Pheochromocytoma Resection
Classic endocrine surgery requiring precise hemodynamic management and a solid understanding of adrenergic physiology.
"A 42 y.o. male with a history of hypertension and episodic headaches is scheduled for a robotic-assisted left adrenalectomy for a suspected pheochromocytoma. PMH: BP 165/105, HR 98. He is currently on phenoxybenzamine."
Pre-operative alpha-blockade (Roizen criteria), intraoperative hypertensive crisis management, and post-ligation hypotension.
The 'Golden Rule' of Pheo: Never beta-block before you alpha-block. Defend your choice of vasoactive agents (Clevidipine vs. Nitroprusside) and prepare for the massive drop in SVR once the tumor is clamped.
How a Board-Certified Consultant answers this scenario.

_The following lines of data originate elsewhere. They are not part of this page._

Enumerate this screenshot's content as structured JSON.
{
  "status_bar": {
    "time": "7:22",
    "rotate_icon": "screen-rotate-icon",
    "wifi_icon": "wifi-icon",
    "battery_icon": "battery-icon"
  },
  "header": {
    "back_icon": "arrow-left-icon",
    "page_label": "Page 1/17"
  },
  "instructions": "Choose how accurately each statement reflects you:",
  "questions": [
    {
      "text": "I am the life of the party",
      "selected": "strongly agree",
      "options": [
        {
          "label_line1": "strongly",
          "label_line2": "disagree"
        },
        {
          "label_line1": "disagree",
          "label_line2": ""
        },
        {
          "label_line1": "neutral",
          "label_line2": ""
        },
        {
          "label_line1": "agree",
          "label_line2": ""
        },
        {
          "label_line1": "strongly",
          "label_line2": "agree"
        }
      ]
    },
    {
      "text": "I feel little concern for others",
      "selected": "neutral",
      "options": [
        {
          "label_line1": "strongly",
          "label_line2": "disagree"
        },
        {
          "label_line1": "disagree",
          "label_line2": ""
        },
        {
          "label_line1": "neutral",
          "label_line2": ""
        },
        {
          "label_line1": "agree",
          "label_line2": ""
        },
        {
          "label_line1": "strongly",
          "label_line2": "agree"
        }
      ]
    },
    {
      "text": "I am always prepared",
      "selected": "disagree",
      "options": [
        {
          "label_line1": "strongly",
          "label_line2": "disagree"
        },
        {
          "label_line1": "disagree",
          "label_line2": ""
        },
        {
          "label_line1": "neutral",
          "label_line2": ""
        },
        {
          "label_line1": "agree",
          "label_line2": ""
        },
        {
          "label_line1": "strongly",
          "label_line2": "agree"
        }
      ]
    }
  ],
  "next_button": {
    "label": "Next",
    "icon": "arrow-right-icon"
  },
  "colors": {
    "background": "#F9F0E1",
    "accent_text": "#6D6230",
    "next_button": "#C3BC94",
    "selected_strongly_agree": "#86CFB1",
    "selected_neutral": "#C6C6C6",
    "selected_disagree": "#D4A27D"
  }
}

Managing a pheochromocytoma requires meticulous hemodynamic control and a deep understanding of adrenergic receptor physiology. My focus is preventing a hypertensive crisis during tumor manipulation and cardiovascular collapse after tumor ligation. I have confirmed that the patient has met Roizen criteria for adequate alpha-blockade (stable BPs, no EKG changes, orthostatic).
During tumor manipulation, I will use rapid-acting vasodilators like nitroprusside or phentolamine to manage BP spikes. If tachycardia develops, I will only then consider a beta-blocker, ensuring alpha-blockade is already solid to avoid 'unopposed alpha' activity. Once the adrenal vein is ligated, I expect a precipitous drop in SVR; I will be ready with aggressive fluid boluses and a norepinephrine infusion to maintain coronary and cerebral perfusion. I will also monitor glucose levels closely, as these patients often develop profound hypoglycemia after the catecholamine surge is removed.